The importance of independent inspections
Regardless of the perceived quality of new construction, or the reputation of your builder or general contractor, inspections should be scheduled throughout the build, from the very beginning (the drafting and design stage). These inspections should also be done by independent third parties and not affiliated with anyone involved in the construction process. In rural areas, this could become challenging. But, it is worth the effort to find someone without a conflict of interest that could give you bad reports.
What if I am the general contractor?
Even if you are a construction expert and function as your own general contractor, you should still have independent inspections done. Why? Because you are there every day, which means you may miss things you would not miss if you were not there all the time. Plus, have a neutral pair of eyes can give you confidence that everything is up-to-code before government inspections to avoid costly work stoppages.

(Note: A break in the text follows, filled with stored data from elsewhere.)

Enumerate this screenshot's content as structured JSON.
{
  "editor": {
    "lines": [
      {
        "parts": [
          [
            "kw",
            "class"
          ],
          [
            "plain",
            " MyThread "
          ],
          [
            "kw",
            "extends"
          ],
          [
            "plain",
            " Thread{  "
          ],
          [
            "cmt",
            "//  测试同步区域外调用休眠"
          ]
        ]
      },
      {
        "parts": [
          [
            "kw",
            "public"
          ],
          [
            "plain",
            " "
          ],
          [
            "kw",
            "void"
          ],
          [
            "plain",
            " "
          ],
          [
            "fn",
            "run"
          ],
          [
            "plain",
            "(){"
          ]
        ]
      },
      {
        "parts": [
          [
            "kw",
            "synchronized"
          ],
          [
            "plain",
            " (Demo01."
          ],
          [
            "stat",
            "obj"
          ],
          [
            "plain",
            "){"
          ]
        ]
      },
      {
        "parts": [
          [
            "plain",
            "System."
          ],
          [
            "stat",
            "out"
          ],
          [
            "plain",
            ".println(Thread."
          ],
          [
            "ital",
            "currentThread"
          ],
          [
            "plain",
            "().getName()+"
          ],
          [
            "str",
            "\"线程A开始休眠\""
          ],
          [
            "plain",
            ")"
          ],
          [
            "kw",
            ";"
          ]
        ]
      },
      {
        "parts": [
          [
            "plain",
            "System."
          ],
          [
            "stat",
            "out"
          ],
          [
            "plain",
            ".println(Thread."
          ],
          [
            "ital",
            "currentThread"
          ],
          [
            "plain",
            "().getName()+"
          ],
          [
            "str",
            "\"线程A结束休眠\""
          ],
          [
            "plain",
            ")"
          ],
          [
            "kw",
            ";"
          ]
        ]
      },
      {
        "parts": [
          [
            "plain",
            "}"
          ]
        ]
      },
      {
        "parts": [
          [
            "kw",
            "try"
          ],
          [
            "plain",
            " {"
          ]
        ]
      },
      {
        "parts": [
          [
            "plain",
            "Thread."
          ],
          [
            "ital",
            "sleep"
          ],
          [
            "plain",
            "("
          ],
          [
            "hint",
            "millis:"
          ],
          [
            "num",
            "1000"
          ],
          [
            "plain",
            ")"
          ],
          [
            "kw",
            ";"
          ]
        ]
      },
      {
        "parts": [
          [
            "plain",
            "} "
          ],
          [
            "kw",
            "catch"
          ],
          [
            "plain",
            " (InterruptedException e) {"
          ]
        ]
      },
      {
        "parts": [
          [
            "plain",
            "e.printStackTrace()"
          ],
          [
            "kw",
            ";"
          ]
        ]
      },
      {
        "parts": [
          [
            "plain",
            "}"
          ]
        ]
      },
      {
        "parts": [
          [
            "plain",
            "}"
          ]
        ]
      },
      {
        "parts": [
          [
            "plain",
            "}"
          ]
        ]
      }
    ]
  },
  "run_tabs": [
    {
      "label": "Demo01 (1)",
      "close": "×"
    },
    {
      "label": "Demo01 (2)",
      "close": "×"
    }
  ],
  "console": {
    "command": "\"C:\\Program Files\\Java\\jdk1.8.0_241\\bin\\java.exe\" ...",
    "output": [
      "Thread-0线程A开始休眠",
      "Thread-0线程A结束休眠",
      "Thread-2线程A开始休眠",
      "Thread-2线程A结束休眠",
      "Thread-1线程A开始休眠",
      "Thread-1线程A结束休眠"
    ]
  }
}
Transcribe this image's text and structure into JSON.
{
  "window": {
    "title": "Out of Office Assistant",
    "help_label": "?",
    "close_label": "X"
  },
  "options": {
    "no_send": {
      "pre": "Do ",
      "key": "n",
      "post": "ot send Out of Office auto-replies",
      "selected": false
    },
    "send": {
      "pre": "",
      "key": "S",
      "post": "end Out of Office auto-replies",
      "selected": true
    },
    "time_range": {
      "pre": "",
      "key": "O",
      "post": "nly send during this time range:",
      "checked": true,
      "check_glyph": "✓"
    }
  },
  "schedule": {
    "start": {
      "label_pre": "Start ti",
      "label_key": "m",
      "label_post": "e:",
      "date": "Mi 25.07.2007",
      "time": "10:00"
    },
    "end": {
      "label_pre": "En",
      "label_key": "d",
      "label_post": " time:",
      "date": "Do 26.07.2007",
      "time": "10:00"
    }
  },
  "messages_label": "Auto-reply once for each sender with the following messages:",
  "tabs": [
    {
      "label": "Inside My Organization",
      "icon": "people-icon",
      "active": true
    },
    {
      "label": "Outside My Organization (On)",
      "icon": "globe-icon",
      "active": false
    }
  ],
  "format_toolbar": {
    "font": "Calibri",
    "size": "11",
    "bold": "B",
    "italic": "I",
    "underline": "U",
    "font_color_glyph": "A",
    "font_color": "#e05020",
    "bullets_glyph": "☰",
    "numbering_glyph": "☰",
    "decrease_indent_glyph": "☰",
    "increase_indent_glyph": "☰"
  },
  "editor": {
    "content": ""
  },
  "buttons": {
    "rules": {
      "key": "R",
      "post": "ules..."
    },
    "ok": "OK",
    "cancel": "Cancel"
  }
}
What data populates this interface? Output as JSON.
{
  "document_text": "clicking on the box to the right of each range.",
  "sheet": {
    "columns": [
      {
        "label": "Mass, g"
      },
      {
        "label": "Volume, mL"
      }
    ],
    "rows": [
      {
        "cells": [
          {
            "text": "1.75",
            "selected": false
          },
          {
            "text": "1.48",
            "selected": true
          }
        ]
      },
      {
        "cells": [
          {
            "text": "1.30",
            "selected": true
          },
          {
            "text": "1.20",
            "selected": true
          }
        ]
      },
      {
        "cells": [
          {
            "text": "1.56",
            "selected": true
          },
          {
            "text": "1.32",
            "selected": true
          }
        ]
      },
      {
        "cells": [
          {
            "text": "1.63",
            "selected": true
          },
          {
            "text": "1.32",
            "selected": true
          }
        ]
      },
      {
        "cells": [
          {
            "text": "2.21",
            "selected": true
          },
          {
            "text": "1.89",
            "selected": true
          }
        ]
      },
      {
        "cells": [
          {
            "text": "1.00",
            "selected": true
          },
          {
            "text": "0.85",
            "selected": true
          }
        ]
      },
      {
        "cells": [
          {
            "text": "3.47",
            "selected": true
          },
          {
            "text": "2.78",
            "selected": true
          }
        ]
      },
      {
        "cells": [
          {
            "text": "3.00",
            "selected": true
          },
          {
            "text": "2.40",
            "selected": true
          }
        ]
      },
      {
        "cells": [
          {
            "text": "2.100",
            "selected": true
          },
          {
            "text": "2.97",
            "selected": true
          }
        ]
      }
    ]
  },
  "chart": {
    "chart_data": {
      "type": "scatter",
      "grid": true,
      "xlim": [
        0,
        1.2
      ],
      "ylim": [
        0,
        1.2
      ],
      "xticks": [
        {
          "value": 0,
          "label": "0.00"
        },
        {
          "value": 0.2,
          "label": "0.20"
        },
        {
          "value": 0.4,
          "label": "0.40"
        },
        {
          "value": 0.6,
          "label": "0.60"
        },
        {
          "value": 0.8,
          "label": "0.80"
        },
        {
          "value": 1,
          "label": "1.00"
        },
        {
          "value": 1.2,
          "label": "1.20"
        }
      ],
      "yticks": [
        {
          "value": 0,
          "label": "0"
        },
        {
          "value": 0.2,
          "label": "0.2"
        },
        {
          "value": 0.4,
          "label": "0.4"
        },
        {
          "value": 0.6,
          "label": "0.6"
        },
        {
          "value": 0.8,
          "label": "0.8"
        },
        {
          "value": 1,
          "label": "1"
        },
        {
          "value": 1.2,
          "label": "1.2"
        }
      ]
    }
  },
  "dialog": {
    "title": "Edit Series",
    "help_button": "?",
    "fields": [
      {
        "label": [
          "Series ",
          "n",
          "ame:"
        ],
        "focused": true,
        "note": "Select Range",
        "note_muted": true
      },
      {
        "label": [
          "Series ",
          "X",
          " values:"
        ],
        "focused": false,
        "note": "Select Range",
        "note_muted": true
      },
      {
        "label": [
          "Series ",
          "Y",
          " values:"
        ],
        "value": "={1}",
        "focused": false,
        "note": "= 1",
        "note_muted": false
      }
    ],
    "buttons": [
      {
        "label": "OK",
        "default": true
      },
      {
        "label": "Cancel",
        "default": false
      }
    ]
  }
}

What are common construction defects?
There can be defects beginning at design and worksite preparation, like a defective architectural design. Construction defects can occur because your GC is not appropriately supervising their workers or contractors. Or, they are not planning the stages of construction, which causes delays or rushed, low-quality work.
Design and subsurface deficiencies
At the beginning of the process, you have the designs created by architects and engineers. These should be inspected prior to use. This will ensure that you have the appropriate drainage, structural support, etc. Similarly, before work begins, there will be subsurface preparations done to ensure your foundation has the appropriate supports, in addition to needed drain grading and flood mitigation. This requires inspections as well.
Material and workmanship deficiencies
Once the designs are done and the land prepared, go over your expected building materials. If needed, have your inspector or an expert help select the materials. If not possible, make sure the materials are inspected prior to usage. Then, periodically, the worksite should be inspected prior to allowing additional draws. If done correctly, these inspections can help avoid real estate litigation later.